Sugar problems during pregnancy may up cancer risk

Many women have difficulty maintaining normal blood sugar levels during pregnancy and now new research suggests that this problem may raise their long-term risk of cancer, especially breast cancer. Previous reports have suggested a link between diabetes and cancer risk, study author Dr. Shelagh I. Dawson, from the University of Otago in Christchurch, New Zealand, notes. However, it was unclear if other forms of disease, such as mild sugar problems during pregnancy, were also associated with an elevated risk of cancer. To investigate, Dawson assessed the 20-year cancer outcomes of 753 women who were enrolled in a study looking at the effect of a mother's sugar levels on the developing baby.

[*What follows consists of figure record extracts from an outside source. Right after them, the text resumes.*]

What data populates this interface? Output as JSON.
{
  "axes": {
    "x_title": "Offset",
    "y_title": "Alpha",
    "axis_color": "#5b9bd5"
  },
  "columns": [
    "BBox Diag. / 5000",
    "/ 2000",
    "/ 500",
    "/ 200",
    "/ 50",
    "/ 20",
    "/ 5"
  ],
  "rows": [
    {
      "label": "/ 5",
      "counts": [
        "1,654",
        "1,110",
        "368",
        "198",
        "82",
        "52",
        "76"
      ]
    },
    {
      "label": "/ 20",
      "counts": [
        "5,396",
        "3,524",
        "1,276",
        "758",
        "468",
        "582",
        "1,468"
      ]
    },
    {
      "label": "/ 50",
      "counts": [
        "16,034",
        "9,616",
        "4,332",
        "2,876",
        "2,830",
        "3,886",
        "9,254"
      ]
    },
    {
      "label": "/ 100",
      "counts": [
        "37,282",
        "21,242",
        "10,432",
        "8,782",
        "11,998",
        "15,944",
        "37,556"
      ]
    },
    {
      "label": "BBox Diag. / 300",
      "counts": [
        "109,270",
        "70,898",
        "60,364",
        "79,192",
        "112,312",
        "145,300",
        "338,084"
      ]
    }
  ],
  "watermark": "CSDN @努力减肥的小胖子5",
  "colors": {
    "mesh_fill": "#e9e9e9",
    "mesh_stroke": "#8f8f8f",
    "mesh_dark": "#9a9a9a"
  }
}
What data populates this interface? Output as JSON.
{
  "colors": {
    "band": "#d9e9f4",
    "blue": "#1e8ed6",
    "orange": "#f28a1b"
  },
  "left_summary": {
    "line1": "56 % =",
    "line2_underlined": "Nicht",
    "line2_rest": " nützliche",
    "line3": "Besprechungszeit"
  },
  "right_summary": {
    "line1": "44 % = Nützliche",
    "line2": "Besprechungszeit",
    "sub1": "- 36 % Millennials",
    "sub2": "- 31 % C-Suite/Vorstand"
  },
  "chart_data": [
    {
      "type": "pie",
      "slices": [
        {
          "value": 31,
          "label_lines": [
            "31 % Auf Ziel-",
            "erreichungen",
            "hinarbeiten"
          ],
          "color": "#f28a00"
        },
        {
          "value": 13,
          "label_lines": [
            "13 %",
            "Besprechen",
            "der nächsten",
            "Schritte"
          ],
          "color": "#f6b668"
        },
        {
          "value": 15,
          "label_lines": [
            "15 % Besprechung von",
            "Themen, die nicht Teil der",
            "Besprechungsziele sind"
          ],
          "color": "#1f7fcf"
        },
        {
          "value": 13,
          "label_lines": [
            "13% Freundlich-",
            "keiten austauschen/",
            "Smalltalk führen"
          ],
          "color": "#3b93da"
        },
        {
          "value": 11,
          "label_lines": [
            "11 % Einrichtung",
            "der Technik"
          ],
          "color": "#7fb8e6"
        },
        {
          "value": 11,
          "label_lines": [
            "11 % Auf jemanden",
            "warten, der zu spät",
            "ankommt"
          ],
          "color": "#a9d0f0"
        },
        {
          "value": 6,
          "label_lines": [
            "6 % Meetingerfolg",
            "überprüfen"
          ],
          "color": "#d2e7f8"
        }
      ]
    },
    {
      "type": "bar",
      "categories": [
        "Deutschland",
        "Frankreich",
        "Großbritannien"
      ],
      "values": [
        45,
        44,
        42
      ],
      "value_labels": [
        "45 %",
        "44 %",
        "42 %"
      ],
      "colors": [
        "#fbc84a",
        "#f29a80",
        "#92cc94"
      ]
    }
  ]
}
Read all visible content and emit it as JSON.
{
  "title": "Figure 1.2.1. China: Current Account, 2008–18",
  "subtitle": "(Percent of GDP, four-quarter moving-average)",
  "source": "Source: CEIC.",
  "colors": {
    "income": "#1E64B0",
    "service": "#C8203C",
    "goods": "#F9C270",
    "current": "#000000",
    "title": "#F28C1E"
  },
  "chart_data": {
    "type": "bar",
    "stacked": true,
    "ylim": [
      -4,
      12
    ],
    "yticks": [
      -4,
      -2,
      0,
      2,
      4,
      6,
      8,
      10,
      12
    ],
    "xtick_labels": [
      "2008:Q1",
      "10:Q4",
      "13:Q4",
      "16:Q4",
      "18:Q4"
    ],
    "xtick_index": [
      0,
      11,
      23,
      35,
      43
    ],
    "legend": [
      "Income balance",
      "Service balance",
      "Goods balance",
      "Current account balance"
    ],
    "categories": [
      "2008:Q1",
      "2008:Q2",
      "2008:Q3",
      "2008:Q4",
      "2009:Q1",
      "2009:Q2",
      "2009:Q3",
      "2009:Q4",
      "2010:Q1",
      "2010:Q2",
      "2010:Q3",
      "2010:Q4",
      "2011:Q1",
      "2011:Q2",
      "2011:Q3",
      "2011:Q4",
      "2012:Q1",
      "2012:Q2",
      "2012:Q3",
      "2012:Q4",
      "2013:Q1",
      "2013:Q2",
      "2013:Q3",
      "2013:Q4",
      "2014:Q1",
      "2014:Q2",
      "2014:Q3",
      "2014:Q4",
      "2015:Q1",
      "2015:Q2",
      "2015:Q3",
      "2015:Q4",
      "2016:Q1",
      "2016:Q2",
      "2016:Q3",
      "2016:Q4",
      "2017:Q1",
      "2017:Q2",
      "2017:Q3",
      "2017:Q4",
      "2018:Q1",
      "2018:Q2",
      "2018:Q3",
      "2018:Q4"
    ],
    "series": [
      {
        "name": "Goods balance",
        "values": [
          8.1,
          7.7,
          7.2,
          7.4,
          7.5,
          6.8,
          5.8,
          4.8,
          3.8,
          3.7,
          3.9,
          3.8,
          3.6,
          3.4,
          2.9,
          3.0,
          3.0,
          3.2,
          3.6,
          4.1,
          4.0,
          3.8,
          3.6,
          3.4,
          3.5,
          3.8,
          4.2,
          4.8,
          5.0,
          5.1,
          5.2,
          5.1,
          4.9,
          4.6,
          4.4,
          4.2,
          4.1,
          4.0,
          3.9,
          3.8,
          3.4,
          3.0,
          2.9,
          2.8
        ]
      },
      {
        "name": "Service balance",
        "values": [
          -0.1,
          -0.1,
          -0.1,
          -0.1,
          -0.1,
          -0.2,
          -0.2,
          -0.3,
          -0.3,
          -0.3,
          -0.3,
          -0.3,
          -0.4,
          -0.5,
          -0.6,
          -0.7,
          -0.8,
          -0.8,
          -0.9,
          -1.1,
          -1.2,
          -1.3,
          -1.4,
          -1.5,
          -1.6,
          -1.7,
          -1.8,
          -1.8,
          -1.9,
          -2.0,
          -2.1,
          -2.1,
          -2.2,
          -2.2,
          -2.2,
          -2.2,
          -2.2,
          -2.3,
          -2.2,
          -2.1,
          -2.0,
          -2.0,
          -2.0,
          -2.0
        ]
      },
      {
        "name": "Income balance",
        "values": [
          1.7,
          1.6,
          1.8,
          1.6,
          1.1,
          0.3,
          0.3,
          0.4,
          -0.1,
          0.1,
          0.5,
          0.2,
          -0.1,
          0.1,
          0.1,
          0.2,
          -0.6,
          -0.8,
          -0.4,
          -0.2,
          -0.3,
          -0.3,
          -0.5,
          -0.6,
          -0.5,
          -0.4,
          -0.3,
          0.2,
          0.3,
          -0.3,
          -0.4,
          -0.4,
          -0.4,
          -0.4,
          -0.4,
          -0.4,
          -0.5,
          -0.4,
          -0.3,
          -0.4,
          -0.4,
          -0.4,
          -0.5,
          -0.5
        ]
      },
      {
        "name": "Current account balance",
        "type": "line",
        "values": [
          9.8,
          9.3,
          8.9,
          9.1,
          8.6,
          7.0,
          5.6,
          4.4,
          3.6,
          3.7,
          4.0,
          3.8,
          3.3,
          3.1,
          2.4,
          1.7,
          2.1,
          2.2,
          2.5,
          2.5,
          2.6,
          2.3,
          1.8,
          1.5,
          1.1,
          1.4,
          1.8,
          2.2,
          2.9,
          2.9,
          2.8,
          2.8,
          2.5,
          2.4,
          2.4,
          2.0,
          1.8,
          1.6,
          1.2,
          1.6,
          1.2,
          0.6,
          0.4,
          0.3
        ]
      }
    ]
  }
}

Various data were analyzed to determine if any of the subjects were admitted to the hospital with a cancer diagnosis during the study period. The researchers' findings are reported in the medical journal Cancer. Thirty-four women--4.5 percent of the entire group--were diagnosed with cancer and in 18 cases this was a breast cancer, Dawson notes. The more impaired women were in controlling sugar levels during pregnancy, the greater their risk of cancer, the findings indicate. In fact, women with the worst control were up to 5- and 11-times more likely to develop any cancer and breast cancer, respectively, than women with the best control. "These results are in keeping with studies that suggest that many (cancers) are associated with altered (sugar) metabolism," Dawson states. However, as far as she knows, no study published to date has "examined a continuum of risk across the full spectrum of (sugar) tolerance."